Between compliance professionals and auditors, I always recommend that compliance professionals conduct the investigations. Why? Compliance officers have the best handle on the global operations, the problem areas from a compliance perspective and the related risks. They are – and should be – trained for conducting investigations, gathering important information and funneling this information back into the overall compliance program.
Auditors are good at what they do – but in most cases, they do not have a focus on compliance issues. They follow the money which is critical but they work best when they work with compliance officers not separately from Compliance officers. Auditors have enough to do to keep the company SOX compliant and they do not need the extra responsibility of conducting internal investigations on non-finance related issues.
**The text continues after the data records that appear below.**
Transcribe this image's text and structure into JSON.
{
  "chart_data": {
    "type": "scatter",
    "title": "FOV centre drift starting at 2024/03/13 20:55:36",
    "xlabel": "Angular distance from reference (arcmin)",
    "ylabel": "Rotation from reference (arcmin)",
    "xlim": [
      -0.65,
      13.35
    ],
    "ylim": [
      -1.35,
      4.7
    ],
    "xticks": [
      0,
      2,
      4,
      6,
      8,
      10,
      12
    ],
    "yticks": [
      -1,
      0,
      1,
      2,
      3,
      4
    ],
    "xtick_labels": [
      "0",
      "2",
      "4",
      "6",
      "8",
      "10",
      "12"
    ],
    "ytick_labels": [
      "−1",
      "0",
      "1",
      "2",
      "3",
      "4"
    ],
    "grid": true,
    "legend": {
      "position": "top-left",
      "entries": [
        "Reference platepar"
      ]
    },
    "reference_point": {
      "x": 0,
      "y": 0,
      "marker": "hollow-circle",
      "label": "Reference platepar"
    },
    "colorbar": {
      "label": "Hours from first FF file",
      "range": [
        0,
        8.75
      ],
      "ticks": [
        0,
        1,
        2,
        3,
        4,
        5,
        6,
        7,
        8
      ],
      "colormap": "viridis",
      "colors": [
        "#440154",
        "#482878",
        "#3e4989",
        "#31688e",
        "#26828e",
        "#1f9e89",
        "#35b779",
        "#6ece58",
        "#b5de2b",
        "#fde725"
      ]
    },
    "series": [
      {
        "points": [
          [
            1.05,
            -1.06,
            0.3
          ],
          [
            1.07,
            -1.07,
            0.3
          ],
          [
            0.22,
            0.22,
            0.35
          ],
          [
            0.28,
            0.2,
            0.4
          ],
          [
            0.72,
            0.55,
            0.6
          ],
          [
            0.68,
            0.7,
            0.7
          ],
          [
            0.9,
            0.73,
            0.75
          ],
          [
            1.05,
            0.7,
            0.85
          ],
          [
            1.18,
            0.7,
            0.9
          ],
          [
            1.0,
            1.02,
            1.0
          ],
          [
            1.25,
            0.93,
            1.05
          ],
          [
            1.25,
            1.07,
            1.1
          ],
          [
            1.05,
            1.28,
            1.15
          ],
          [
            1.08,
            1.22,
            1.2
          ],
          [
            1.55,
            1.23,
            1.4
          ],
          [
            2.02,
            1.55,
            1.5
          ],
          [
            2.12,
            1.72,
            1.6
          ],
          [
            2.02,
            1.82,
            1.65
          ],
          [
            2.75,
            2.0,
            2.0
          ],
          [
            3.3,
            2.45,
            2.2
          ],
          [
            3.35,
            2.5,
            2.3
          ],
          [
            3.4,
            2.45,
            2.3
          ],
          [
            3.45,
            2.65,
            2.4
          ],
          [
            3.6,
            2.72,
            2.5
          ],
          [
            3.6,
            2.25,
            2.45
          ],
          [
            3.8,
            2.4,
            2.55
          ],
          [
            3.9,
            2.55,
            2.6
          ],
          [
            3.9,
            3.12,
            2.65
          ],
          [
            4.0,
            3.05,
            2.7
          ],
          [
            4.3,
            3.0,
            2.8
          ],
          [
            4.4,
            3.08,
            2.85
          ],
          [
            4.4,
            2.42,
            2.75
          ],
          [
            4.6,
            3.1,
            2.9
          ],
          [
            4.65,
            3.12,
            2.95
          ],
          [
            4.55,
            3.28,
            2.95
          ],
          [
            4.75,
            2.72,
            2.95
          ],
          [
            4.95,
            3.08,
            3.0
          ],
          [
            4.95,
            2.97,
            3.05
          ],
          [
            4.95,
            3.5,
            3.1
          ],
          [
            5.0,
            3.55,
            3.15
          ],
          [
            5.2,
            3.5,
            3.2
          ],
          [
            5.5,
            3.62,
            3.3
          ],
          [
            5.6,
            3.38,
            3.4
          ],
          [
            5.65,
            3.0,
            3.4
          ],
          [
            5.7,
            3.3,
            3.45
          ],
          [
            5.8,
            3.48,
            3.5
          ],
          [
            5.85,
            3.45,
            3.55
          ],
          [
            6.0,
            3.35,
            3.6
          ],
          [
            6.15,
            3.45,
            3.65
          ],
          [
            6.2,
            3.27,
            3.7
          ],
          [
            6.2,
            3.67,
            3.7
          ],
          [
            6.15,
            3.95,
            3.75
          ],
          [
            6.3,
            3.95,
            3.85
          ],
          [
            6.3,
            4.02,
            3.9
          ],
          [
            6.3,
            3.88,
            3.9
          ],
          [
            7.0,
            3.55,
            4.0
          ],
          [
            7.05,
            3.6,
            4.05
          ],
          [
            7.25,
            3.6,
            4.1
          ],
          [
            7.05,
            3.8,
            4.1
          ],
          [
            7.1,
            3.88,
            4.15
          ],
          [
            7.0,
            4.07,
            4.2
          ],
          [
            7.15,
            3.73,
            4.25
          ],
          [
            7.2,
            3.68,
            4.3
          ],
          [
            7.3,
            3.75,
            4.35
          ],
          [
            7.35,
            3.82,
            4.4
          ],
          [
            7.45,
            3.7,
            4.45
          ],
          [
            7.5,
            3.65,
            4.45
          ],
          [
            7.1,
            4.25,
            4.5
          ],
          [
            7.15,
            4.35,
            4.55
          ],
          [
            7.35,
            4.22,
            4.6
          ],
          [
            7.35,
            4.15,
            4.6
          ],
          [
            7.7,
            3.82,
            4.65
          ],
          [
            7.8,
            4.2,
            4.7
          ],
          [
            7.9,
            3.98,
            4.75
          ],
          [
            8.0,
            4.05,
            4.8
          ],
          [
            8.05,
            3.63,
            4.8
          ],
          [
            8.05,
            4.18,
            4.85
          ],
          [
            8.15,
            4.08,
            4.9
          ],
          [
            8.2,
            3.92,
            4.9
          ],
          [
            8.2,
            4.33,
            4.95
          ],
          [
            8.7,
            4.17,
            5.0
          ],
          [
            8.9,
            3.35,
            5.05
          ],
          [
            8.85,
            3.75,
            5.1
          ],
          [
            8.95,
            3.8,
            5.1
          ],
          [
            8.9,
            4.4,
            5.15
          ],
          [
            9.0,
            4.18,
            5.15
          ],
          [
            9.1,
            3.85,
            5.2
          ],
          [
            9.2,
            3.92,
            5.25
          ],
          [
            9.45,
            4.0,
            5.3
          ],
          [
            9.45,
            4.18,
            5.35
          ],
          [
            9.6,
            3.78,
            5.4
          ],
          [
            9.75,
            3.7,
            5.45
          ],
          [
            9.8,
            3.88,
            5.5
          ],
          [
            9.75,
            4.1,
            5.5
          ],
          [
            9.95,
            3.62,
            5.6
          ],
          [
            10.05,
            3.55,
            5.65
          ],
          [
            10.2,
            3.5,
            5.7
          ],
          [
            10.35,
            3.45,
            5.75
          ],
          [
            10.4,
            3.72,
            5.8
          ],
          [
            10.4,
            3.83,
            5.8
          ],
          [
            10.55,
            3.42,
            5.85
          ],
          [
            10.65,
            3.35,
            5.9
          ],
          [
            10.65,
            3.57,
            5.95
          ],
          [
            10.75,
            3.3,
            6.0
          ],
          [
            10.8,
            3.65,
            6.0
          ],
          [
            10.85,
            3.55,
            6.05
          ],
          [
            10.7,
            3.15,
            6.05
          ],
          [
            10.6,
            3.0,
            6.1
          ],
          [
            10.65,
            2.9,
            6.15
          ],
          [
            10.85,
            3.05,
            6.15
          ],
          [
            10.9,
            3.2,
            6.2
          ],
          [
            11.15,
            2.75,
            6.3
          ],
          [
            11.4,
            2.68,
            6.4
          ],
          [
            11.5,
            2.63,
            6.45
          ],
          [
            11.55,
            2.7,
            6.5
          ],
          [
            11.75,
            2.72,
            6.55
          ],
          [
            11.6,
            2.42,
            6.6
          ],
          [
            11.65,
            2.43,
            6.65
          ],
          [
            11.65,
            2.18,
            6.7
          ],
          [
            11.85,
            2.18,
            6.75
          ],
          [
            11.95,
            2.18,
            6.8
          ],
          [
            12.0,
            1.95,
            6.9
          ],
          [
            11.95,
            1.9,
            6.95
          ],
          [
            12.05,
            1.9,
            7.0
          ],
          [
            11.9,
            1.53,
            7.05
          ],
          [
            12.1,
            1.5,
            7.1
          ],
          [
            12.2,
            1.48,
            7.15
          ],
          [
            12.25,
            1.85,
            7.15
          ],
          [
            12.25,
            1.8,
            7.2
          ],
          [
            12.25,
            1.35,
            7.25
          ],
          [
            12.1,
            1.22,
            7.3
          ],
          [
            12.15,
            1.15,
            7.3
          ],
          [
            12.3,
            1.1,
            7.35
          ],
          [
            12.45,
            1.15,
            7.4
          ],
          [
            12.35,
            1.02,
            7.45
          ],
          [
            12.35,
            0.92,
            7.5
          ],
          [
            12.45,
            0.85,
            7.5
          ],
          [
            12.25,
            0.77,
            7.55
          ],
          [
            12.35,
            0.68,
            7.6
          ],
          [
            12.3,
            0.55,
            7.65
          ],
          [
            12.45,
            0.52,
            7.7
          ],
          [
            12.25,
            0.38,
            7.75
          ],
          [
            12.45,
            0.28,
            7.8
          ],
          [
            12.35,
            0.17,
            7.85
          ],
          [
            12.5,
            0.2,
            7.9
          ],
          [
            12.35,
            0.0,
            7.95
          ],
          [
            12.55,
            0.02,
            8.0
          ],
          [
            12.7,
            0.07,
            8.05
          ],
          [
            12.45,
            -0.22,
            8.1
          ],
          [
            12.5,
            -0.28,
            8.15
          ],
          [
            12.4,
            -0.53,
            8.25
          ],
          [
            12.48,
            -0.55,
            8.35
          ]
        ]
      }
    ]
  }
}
Too little attention is paid to making sure the internal investigation process works. Human resources is a key player in this process and they tend to resist integration into the process because of the volume and nature of employment-related complaints. Nonetheless, when it comes to designing a system and implementing a fair procedure, the more centralized the process, the better.
Aside from the privilege issue, it is critical that investigations be resolved timely. Justice delayed is justice denied, especially when it comes to resolving internal complaints and investigations. Routine matters should be resolved within 60 days and more difficult issues within 120 days. These are realistic goals and should be followed except in extraordinary cases.
Finally, if the internal investigation process is viewed as unfair or skewed to favor senior managers or employees from profitable lines of business, employee morale and overall compliance will sink. To guard against this, I have advocated for an internal review committee which reviews and each case and is guided by the principles of fairness and consistency.